Monitor the resource usage of the API server: When the resource usage is low, modify the sum of the max-requests-inflight
and max-mutating-requests-inflight
parameters to increase the total concurrency limit.
For a cluster that contains more than 500 nodes, we recommend that set the sum to a value between 2000 and 3000. For a cluster that contains more than 3,000 nodes, we recommend that you set the sum to a value between 3000 and 5000.
Reconfigure PriorityLevelConfigurations:
Requests with high priorities: Create a FlowSchema to match requests that you do not want to throttle to a high-priority PriorityLevelConfiguration. Example: workload-high
or exempt
. Take note that requests with the exempt
priority level are exempted from APF. Proceed with caution. You can configure a new PriorityLevelConfiguration to allocate a larger share of the concurrency budget to requests with high priorities.
Requests with low priorities: When the resource usage of the API server is high or the API server responds slowly due to slow requests, you can create a FlowSchema to match these requests to a low-priority PriorityLevelConfiguration.
Important
The kube-apiserver component is a managed component in ACK Pro clusters. By default, kube-apiserver uses at least two replicas deployed across zones to ensure high availability. When the resource usage of control planes increases, the number of replicas are scaled to at most six. Concurrency limit of kube-apiserver = Number of replicas × Concurrency limit of each replica.

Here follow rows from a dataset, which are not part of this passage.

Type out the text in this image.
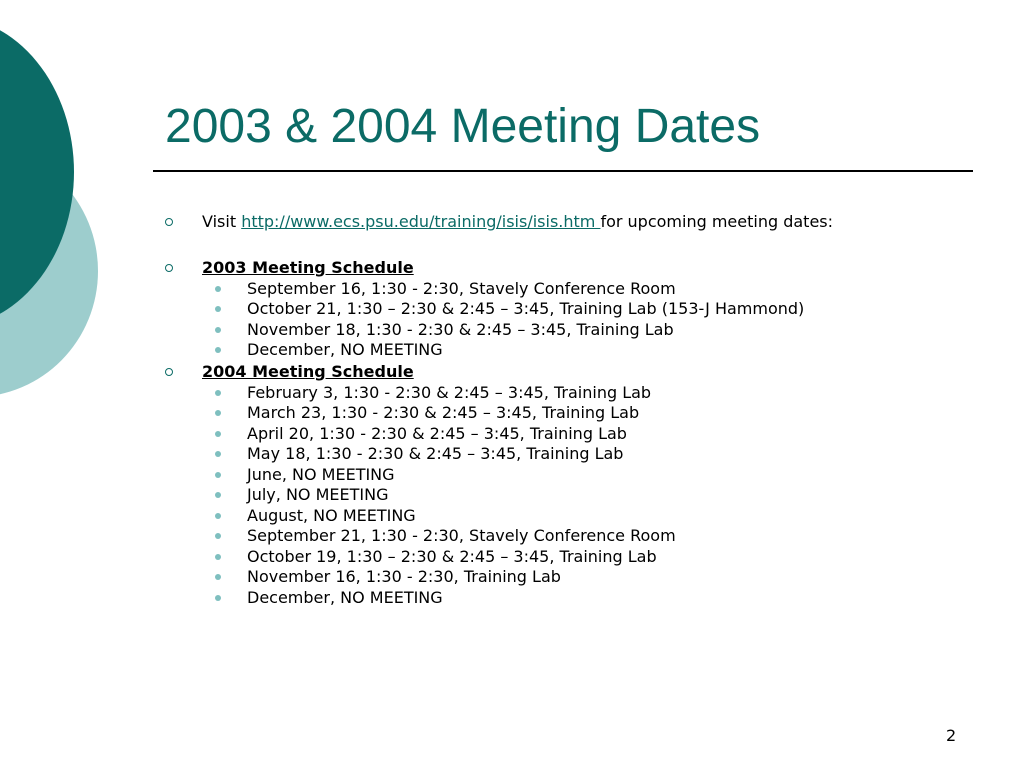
2003 & 2004 Meeting Dates
Visit http://www.ecs.psu.edu/training/isis/isis.htm for upcoming meeting dates:
2003 Meeting Schedule
September 16, 1:30 - 2:30, Stavely Conference Room
October 21, 1:30 – 2:30 & 2:45 – 3:45, Training Lab (153-J Hammond)
November 18, 1:30 - 2:30 & 2:45 – 3:45, Training Lab
December, NO MEETING
2004 Meeting Schedule
February 3, 1:30 - 2:30 & 2:45 – 3:45, Training Lab
March 23, 1:30 - 2:30 & 2:45 – 3:45, Training Lab
April 20, 1:30 - 2:30 & 2:45 – 3:45, Training Lab
May 18, 1:30 - 2:30 & 2:45 – 3:45, Training Lab
June, NO MEETING
July, NO MEETING
August, NO MEETING
September 21, 1:30 - 2:30, Stavely Conference Room
October 19, 1:30 – 2:30 & 2:45 – 3:45, Training Lab
November 16, 1:30 - 2:30, Training Lab
December, NO MEETING
2
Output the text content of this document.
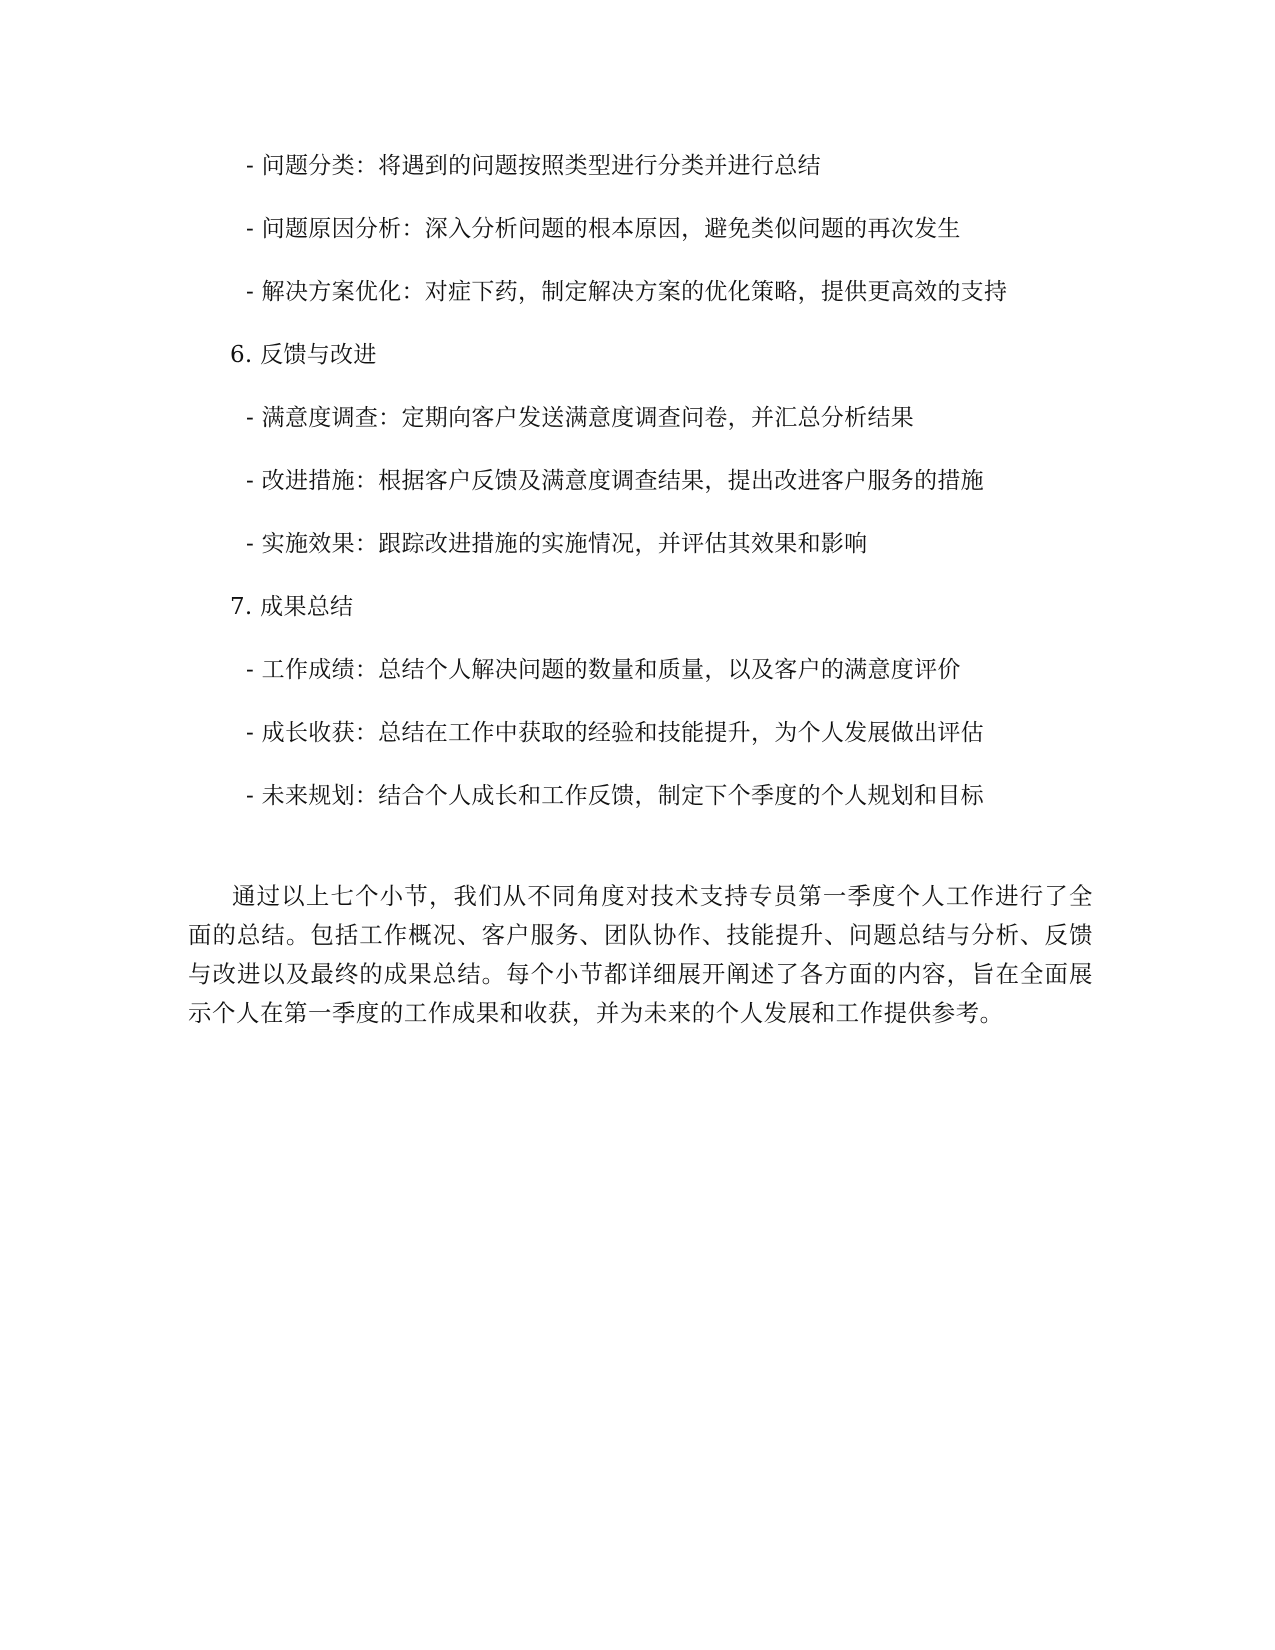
- 问题分类：将遇到的问题按照类型进行分类并进行总结
- 问题原因分析：深入分析问题的根本原因，避免类似问题的再次发生
- 解决方案优化：对症下药，制定解决方案的优化策略，提供更高效的支持
6. 反馈与改进
- 满意度调查：定期向客户发送满意度调查问卷，并汇总分析结果
- 改进措施：根据客户反馈及满意度调查结果，提出改进客户服务的措施
- 实施效果：跟踪改进措施的实施情况，并评估其效果和影响
7. 成果总结
- 工作成绩：总结个人解决问题的数量和质量，以及客户的满意度评价
- 成长收获：总结在工作中获取的经验和技能提升，为个人发展做出评估
- 未来规划：结合个人成长和工作反馈，制定下个季度的个人规划和目标

通过以上七个小节，我们从不同角度对技术支持专员第一季度个人工作进行了全面的总结。包括工作概况、客户服务、团队协作、技能提升、问题总结与分析、反馈与改进以及最终的成果总结。每个小节都详细展开阐述了各方面的内容，旨在全面展示个人在第一季度的工作成果和收获，并为未来的个人发展和工作提供参考。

Modifying the custom parameters of kube-apiserver triggers an API server rolling update. This may cause the client controller to reperform the List-Watch operation. In large clusters, the API server may be overloaded. If this issue occurs, your service becomes temporarily unavailable.
kube-controller-manager and kube-scheduler
kube-controller-manager uses the kubeAPIQPS and kubeAPIBurst parameters and kube-scheduler uses the connectionQPS and connectionBurst parameters to control the QPS of communication with the API server. For more information, see Customize the parameters of control plane components in ACK Pro clusters and Custom parameters of kube-scheduler.
kube-controller-manager: For a cluster that contains more than 1,000 nodes, we recommend that you set kubeAPIQPS to a value greater than 300 and kubeAPIBurst to a value greater than 500.
kube-scheduler: No modification is needed in most cases. When the pod QPS exceeds 300/s, we recommend that you set connectionQPS to 800 and connectionBurst to 1000.
kubelet
The default values of the kube-api-burst and kube-api-qps
parameters of the kubelet are 5 and 10. No modification is needed in most cases. When the status of pods in your cluster is updated slowly, pods are scheduled with a latency, or volumes are mounted slowly, we recommend that you increase the values of the parameters. For more information, see Customize the kubelet parameters of a node pool.
Important
Increasing the values of the kubelet parameters also increases the QPS of the kubelet for communicating with the API server. When the kubelet sends large numbers of requests, the loads of the API server may increase. We recommend that you increase the values progressively and pay attention to the performance and resource usage of the API server to ensure the stability of the control planes.
You need to control the frequency of kubelet updates. To ensure the stability of the control planes during kubelet updates, ACK limits the maximum concurrency of each batch to 10 when you update the kubelet on nodes in a node pool.
Plan the cluster resource scaling frequency
In large-scale Kubernetes clusters, the control plane typically operates under minimal load during stable states. However, when the cluster initiates an operation on a large scale, such as creating or deleting large amounts of resources or scaling out or scaling in large numbers of nodes, the control planes may be overloaded. As a result, the cluster performance is compromised, the response latency increases, and your services may be interrupted.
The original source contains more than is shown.